Music and rock art: a Saharan note
Rock Art Research, May, 2006 by Ahmed Achrati
Beyond musical performance, the pre-Historic Saharan rock artist also seems to have had a keen interest in the personal life of the musician and its social context. In a scene at the Eberer Shelter in the Algerian Tassili, for example, no music is being played, but the 'musician', carrying a lute, is seen trekking along with a herd of 'ovines', preceded by a 'woman' and accompanied by a 'dog' (Gauthier and Gauthier 1996: Fig. 66).
A. The drums of Niola Doa ...
But there is another, far more fascinating way that testifies to the presence of music in the Saharan rock art. This is found at the Niola Doa, in the Ennedi plateau, Chad, where monumental petroglyphs occur, depicting four large female figures, measuring each more than two metres. Posing naked and slightly turned to the right, the four steatopygous women show intricate labyrinthine patterns all over their bodies, from head to toes. These voluptuous females, whom the local Tubu call Niola Doa, or 'Beautiful Ladies', wear bands across their waists, bracelets on their arms and feet and necklaces tied in the shape of a 'papillon' to the side of their necks. Each of the four figures holds in her right hand a 'stick' that rests on her shoulder in a manner similar to how herders often carry their batons. Facing the four ladies is a much smaller steatopygous woman, who, unlike them, is apparently clothed in a long dress. Present among the four main figures are also two other, even smaller women, one standing between the two ladies of the middle, and the other between the third and fourth to the right. Behind this lady on the right stand two very tiny persons, each playing a 'two-sided drum' held horizontally in front of him (her?) (cf. Le Quellec 1994).

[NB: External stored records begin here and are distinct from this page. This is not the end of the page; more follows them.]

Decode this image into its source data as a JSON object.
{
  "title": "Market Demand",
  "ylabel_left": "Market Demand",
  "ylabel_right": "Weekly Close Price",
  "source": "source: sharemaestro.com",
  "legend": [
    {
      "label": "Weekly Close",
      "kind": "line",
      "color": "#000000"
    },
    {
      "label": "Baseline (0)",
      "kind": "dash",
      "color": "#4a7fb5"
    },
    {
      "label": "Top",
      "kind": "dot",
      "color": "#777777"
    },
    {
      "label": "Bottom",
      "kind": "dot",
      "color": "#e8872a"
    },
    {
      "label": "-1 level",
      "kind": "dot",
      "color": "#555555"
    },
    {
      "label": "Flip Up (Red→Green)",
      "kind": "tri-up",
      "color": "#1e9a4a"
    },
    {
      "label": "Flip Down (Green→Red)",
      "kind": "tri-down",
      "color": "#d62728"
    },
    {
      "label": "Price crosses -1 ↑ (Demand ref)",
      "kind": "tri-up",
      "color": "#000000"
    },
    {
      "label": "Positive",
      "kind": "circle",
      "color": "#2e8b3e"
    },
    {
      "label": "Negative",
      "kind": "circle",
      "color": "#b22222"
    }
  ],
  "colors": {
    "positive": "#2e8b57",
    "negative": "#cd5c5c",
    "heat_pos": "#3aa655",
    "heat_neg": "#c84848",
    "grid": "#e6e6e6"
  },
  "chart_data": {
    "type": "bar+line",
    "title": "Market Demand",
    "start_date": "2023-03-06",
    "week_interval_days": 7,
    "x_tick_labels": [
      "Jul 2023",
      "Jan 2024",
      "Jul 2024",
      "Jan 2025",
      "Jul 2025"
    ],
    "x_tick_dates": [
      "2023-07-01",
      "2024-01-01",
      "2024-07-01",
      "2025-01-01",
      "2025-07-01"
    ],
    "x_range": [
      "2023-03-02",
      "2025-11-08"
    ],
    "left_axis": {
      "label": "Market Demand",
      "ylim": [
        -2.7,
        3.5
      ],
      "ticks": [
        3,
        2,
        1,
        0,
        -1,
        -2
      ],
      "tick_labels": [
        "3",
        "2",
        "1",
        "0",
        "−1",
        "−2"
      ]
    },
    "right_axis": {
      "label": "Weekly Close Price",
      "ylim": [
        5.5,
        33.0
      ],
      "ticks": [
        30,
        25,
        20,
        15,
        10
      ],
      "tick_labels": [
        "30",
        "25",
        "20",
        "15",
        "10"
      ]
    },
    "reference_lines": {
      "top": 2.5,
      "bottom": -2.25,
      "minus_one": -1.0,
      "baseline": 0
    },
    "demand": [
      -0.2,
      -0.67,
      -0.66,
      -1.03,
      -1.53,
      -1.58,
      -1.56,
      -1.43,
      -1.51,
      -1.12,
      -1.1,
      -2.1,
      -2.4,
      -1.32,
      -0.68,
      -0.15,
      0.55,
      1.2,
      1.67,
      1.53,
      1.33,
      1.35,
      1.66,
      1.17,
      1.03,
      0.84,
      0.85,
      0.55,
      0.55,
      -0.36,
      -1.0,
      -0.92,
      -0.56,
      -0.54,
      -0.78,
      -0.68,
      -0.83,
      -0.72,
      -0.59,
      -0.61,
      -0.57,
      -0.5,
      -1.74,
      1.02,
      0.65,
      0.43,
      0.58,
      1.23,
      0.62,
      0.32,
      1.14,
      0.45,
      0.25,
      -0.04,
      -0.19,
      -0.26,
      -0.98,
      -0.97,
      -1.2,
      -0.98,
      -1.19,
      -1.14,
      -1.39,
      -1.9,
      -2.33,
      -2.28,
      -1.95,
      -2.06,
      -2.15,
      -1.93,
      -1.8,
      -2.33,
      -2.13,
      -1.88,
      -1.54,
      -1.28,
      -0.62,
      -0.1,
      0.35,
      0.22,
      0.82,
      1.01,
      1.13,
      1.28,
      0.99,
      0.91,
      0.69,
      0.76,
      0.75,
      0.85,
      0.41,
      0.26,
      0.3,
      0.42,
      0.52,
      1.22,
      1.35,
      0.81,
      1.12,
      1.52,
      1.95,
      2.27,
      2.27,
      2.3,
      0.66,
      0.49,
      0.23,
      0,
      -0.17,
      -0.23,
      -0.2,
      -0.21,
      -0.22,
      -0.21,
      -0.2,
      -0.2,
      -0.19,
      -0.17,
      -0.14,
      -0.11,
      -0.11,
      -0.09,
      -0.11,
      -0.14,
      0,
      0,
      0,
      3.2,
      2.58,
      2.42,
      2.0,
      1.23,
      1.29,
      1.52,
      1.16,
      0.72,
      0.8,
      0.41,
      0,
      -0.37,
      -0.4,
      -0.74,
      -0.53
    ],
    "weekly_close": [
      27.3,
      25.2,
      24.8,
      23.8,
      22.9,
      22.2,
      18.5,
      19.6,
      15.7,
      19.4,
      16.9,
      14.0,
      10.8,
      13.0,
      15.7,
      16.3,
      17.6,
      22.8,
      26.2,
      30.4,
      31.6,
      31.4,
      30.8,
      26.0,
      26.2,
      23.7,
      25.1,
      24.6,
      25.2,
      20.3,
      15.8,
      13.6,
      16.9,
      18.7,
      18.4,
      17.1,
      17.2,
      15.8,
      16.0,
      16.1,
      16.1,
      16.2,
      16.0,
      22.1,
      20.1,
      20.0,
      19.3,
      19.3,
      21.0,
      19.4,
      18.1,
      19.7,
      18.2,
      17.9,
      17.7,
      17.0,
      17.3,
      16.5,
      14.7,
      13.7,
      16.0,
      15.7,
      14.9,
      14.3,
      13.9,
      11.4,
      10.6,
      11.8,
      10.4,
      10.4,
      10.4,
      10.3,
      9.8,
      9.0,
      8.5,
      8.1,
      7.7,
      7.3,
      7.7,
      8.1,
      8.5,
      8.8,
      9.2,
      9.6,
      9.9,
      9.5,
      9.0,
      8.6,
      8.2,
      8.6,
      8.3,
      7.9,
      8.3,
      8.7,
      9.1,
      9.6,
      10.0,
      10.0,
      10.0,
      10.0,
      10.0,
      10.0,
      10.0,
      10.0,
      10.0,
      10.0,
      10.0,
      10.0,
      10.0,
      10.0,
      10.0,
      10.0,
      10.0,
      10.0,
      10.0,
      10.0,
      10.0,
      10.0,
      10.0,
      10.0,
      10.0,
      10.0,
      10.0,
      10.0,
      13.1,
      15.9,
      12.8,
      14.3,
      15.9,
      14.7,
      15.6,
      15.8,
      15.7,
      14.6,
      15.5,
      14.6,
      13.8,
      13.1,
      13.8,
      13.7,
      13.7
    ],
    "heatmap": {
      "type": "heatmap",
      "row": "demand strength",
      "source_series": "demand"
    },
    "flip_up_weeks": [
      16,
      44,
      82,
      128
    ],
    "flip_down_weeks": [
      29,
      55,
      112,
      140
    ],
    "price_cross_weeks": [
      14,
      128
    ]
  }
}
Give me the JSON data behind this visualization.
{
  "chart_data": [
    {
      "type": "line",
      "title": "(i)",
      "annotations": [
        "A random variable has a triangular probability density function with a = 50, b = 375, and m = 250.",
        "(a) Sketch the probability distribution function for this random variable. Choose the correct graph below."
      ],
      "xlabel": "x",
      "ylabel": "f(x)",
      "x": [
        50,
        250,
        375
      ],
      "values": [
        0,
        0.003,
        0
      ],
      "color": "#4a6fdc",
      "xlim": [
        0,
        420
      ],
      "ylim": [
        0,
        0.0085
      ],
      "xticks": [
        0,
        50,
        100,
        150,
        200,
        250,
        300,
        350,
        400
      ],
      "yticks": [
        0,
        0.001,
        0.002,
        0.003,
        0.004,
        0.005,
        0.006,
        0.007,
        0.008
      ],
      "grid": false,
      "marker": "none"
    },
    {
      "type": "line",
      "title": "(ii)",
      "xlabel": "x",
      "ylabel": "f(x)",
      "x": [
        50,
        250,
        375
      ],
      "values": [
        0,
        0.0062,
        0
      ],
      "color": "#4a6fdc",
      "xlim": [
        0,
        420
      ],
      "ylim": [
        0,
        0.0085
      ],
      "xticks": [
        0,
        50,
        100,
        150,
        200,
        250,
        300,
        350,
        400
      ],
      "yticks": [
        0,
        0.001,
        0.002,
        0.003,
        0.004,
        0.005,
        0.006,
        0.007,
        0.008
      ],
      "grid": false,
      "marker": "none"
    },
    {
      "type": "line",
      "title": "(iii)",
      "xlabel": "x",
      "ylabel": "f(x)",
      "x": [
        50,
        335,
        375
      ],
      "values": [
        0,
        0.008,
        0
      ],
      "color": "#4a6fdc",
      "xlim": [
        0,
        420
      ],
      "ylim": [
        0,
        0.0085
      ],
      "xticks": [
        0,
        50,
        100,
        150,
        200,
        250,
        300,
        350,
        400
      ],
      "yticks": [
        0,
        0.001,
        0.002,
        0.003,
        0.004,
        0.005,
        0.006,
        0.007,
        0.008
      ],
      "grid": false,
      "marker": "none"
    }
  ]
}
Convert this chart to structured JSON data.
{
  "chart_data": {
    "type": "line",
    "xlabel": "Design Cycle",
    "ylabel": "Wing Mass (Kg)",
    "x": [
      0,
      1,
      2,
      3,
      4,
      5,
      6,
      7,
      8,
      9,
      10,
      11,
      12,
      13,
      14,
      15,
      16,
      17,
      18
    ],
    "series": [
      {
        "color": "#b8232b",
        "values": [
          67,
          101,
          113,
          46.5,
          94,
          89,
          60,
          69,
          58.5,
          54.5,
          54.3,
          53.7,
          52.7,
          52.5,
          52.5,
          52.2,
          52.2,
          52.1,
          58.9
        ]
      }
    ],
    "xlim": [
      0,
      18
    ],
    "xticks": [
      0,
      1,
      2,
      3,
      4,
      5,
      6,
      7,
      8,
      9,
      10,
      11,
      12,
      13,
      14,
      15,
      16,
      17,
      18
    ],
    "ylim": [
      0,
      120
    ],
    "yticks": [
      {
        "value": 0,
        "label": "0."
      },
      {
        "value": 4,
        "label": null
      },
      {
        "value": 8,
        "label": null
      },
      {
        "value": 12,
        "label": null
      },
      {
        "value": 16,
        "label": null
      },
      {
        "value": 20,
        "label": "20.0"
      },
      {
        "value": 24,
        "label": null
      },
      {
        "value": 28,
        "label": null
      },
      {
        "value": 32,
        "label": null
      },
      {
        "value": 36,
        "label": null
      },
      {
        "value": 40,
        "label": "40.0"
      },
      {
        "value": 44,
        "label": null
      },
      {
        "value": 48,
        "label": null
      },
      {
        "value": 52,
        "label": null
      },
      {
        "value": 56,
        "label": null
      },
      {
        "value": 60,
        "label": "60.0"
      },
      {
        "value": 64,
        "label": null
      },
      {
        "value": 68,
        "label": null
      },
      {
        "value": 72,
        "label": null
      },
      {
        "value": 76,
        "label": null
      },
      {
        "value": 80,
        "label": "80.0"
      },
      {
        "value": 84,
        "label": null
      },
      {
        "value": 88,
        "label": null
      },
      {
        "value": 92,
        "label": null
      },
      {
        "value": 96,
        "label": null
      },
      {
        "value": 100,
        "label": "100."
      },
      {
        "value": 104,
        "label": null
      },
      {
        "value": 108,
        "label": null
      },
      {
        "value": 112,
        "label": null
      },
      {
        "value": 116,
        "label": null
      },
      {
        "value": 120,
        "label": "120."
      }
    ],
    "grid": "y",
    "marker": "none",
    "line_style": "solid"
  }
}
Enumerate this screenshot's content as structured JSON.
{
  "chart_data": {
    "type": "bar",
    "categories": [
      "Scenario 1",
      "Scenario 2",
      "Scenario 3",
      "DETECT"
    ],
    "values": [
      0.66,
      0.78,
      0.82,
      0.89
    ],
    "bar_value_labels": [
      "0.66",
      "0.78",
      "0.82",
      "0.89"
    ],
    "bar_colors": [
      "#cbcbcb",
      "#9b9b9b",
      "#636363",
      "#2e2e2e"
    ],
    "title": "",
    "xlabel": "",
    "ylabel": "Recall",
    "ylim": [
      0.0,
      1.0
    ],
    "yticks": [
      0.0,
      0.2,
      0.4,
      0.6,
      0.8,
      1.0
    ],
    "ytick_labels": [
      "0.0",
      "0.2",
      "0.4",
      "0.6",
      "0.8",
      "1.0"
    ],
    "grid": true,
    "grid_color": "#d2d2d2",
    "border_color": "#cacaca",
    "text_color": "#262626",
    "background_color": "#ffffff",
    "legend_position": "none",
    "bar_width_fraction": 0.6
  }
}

Interestingly, this composition is repeated four times within an area of six square miles, with slight variations, especially in the distribution of the smaller figures. The 'drummers' also appear only in one scene (Simonis et al. 1998, especially the line drawings in Fig 5). A fifth panel has only two ladies.
B.... and the sounds of Africa
Rhythm is the basis of all African art, as Leopold Senghor said, and, according to the master drummer Babatunde Olatunji, it is also the 'soul of life' (Thomas 2005). In music, rhythm is to the Africans what harmony is to the Europeans (Chernoff 1978: 40). What is striking about the Niola Doa petroglyphs is the powerful rhythm they exude, especially the first two panels recorded by Courtet in 1954, and the one recorded by Simonis et al. in 1993 (Simonis et al. 1998: Figs 5a, 5b). In these panels, the alternation of the large and minor figures seems to echo the beat that emanates from the drummers portrayed in one of the scenes. Just as in the African drumming traditions, there is in the Niola Doa panel a constant dialogue between drums and bodies, those of the drummers and those of dancers, who 'provide a crucial source of inspiration for the improvising musician[s]' (Locke 1987: 9). The alternation of figures also suggests that, like the dondons of the African dances, these drummers are engaged in a beautiful conversation of drums, playing independent but interlocked rhythms. The clashes of these rhythms can be seen in the complex intertwining of the labyrinthine designs on the bodies of the naked ladies. These intriguing labyrinthine patterns could also very well be the graphic expression of the visceral response of the steatopygous women as their bodies absorb the cross-rhythms of these instruments.